Nachdem ich in verschiedenen Situationen (auf Geröll, auf Schnee, in den Serpentinen im Wald) mit der Compression rum gespielt habe, habe ich doch schnell gemerkt, wie ich die Gabel einzustellen habe: ein bisschen härter als zuhause und gut gedämpft - das war mein Setup, mit dem ich dann die Qualifikation und die Mega gefahren bin!

Fazit:
Auf den heimischen Trails ist die 888 die absolute Macht. Für eine DH-Gabel mit 3,2 kg noch relativ leicht (oder erträglich schwer ... je nach dem halt. Wir sagen immer: man gewöhnt sich dran - dann merkt man es nicht mehr! ;). Federung und Dämpfung funktionieren perfekt! Die Progression ist gut über die Compression einstellbar.

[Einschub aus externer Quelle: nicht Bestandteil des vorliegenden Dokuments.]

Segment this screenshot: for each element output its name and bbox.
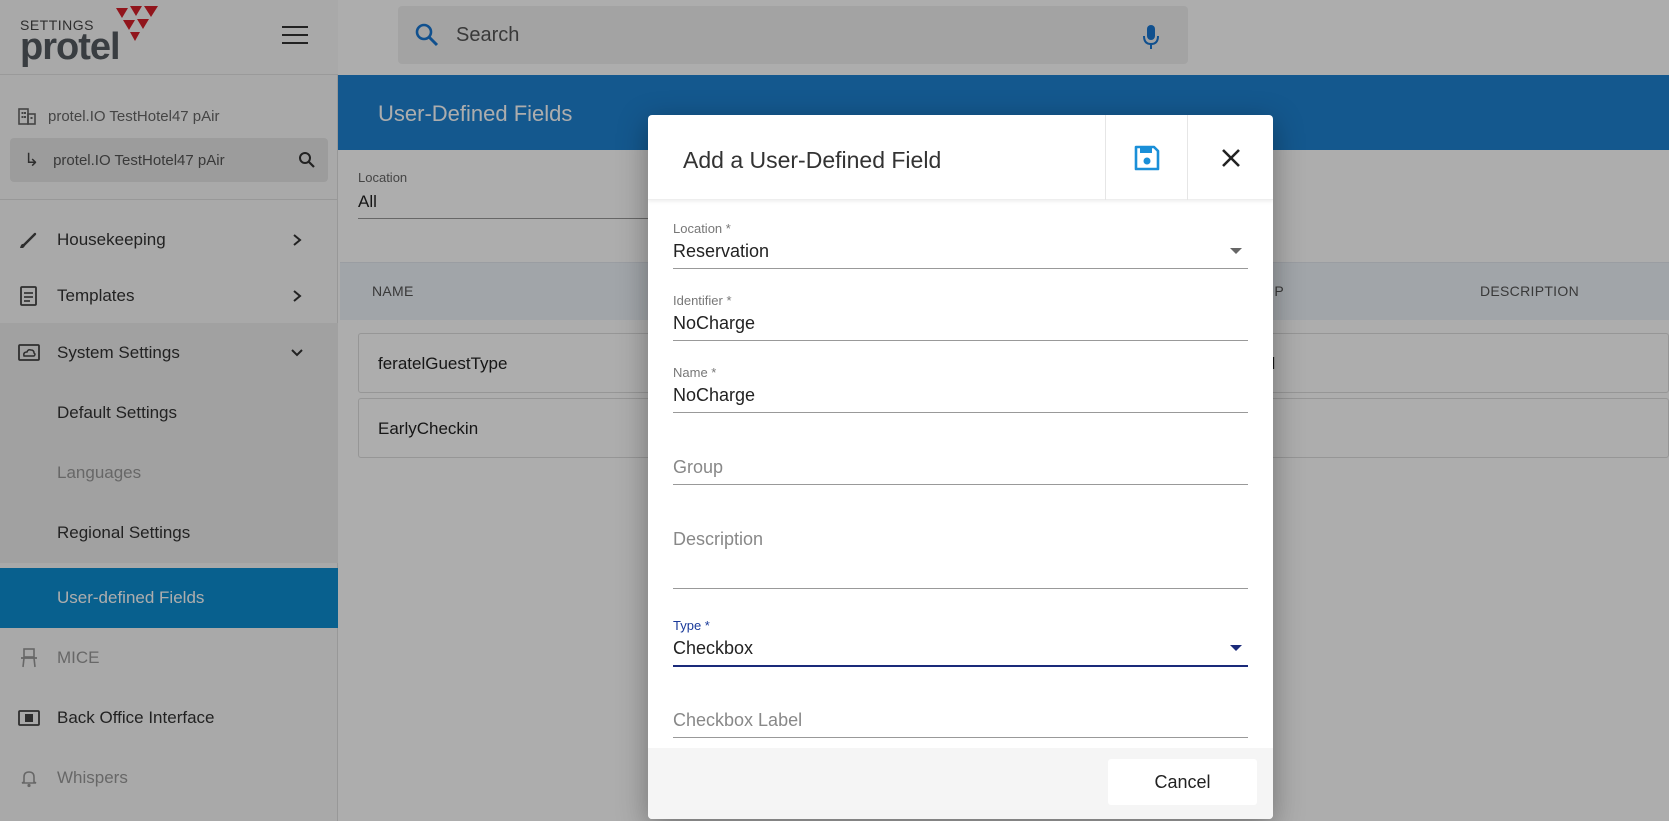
checkbox-label-placeholder: Checkbox Label	[673, 710, 803, 730]
location-field-label: Location *	[673, 221, 731, 236]
identifier-field-value: NoCharge	[673, 313, 756, 333]
field-underline	[673, 737, 1248, 738]
description-field[interactable]: Description	[673, 509, 1248, 589]
identifier-field[interactable]: Identifier * NoCharge	[673, 293, 1248, 343]
name-field[interactable]: Name * NoCharge	[673, 365, 1248, 415]
type-select[interactable]: Type * Checkbox	[673, 618, 1248, 670]
location-field-value: Reservation	[673, 241, 770, 261]
field-underline	[673, 588, 1248, 589]
group-field-placeholder: Group	[673, 457, 724, 477]
field-underline	[673, 340, 1248, 341]
dropdown-caret-icon	[1230, 248, 1242, 254]
add-user-defined-field-dialog: Add a User-Defined Field Location * Rese…	[648, 115, 1273, 819]
save-button[interactable]	[1105, 115, 1187, 200]
location-select[interactable]: Location * Reservation	[673, 221, 1248, 271]
save-icon	[1134, 145, 1159, 170]
dialog-title: Add a User-Defined Field	[683, 147, 942, 173]
dialog-footer: Cancel	[648, 748, 1273, 819]
field-underline	[673, 484, 1248, 485]
type-field-value: Checkbox	[673, 638, 754, 658]
description-field-placeholder: Description	[673, 529, 764, 549]
checkbox-label-field[interactable]: Checkbox Label	[673, 690, 1248, 740]
name-field-label: Name *	[673, 365, 717, 380]
close-icon	[1221, 148, 1240, 167]
group-field[interactable]: Group	[673, 437, 1248, 487]
type-field-label: Type *	[673, 618, 710, 633]
name-field-value: NoCharge	[673, 385, 756, 405]
field-underline-focused	[673, 665, 1248, 667]
cancel-button[interactable]: Cancel	[1108, 759, 1257, 805]
dropdown-caret-icon	[1230, 645, 1242, 651]
field-underline	[673, 412, 1248, 413]
close-button[interactable]	[1187, 115, 1273, 200]
field-underline	[673, 268, 1248, 269]
dialog-header: Add a User-Defined Field	[648, 115, 1273, 200]
identifier-field-label: Identifier *	[673, 293, 732, 308]
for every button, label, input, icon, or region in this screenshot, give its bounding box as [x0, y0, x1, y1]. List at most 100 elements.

Auf der Mega konnte - nein musste! - die Gabel zeigen, was sie drauf hat!
Die Anforderungen wechseln mehrfach während dem Rennen (Geröll, Schnee, Wiese, Wald/Wurzeln) und das Gelände verzeiht keine Fehler! Ich glaube niemand nimmt sich die Zeit, um während der Abfahrt kurz anzuhalten, um an dem Gabelsetup rum zu schrauben ... brauch man auch nicht! Man muss nur das für sich richtige Setup einstellen und kann dann die Trails abjagen! Mit der 888 kein Problem!

Tuning: Die Bauhöhe: Ab den 2006-er Modellen wurde die obere Gabelkrone wesentlich flacher ausgearbeitet, so dass die 888 selbst mit ihrer Einbauhöhe von 585 mm (20 mm weniger als bei den vorherigen Modellen) nicht zu hoch ist. Federung: Die Federung kann dank der externen Druckstufe super auf den jeweiligen Fahrstil und die persönlichen Vorlieben eingestellt werden. Selbst bei Bergauffahrten stört das weiche Ansprechverhalten kaum. Die Gabel sinkt in den Sag und wartet auf den nächsten Einsatz. Erst wenn man stark an der Gabel zieht oder in den Wiegetritt geht merkt man wie die Gabel sich wegduckt. Setup: Ich habe die Gabel lieber etwas steifer und drehe daher die Compression ca. 3-4 Umdrehung rein Aber das ist auch vom jeweiligen Gelände abhängig. Bei eher leichteren Strecken lasse ich die Gabel weich ... und bevor es richtig zur Sache geht, dreh ich einfach + schnell die Compression rein - fertig.

Ab Werk befindet sich 7.5-er Öl in der Gabel - das ist für Fahrer bis ca. 80 kg optimal.
Allerdings war mir (78 kg) die Dämpfung nicht ausreichend - aber das ist Geschmackssache, vom Fahrstil und eben vom Gelände abhängig!
Ich habe mir jedenfalls vom Marzocchi Service Center die Gabel mit dem 10-er Öl tunen lassen.
Damit ist für mich der Verstellbereich der Dämpfung optimal nutzbar!
Ich mag es, wenn die Gabel gut gedämpft ist - also nicht zu schnell aus der Compression kommt.
Gerade auf steilen und verblockten Strecken schätze ich die Einstellmöglichkeiten der 888 RCV!